Chronic alcohol consumption exacerbates ischemia-associated skeletal muscle mitochondrial dysfunction in a murine model of peripheral artery disease

Purpose: Peripheral artery disease (PAD) causes ischemic mitochondriopathy-associated muscle damage, amplifying patient disability and mortality. Although alcohol and a high-fat diet enhance PAD predisposition and severity, their impact on PAD myopathy is unclear. Using our murine model of PAD, we investigated the combined effect of chronic alcohol and fat consumption on intramuscular oxidative stress and mitochondrial content, function, and quality control.

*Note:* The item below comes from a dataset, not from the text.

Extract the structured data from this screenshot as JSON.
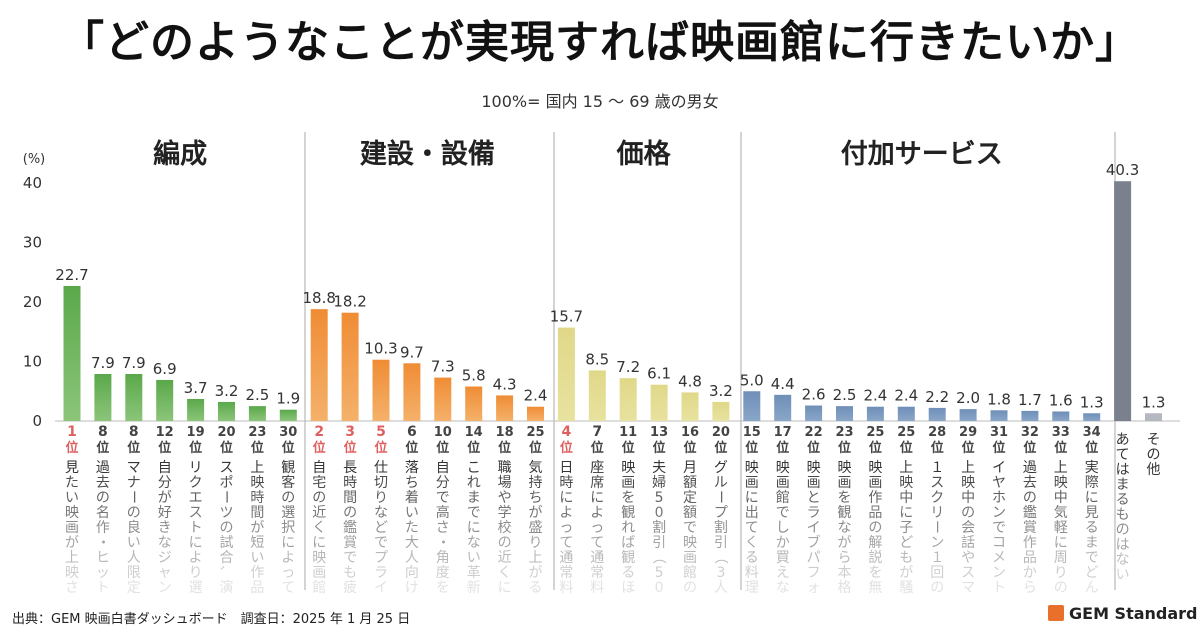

The potential relationship between intramuscular aldehyde dehydrogenase 2 (ALDH2) content, oxidative stress and mitochondriopathy was also explored. Methods: Twenty-four male, 24 female, 8-month-old C57BL/6 J mice received high-fat-sucrose (HFS) or low-fat-sucrose (LFS) diets for 16-weeks, followed by either 20 % ethanol (EtOH) supplemented in the drinking water or continued water access for another 12-weeks (n = 12 mice/4 groups). The left femoral artery was ligated to induce hindlimb ischemia (HLI), and mice 4-weeks post-ligation were euthanized. Results: Chronic HLI was associated with an ischemic muscle mitochondriopathy, which was exacerbated by concurrent HFS and EtOH feeding. Intramuscular ALDH2 was also reduced in mice consuming HFS + EtOH, particularly in the ischemic limb, but increased in their LFS + EtOH-consuming counterparts. Moreover, reduced ALDH2 was strongly correlated with markers of oxidative stress and mitochondrial dysfunction. Conclusions: ALDH2 could be a promising therapeutic target to optimize intramuscular mitochondrial function in PAD patients, particularly those who habitually consume a diet high in fat and alcohol.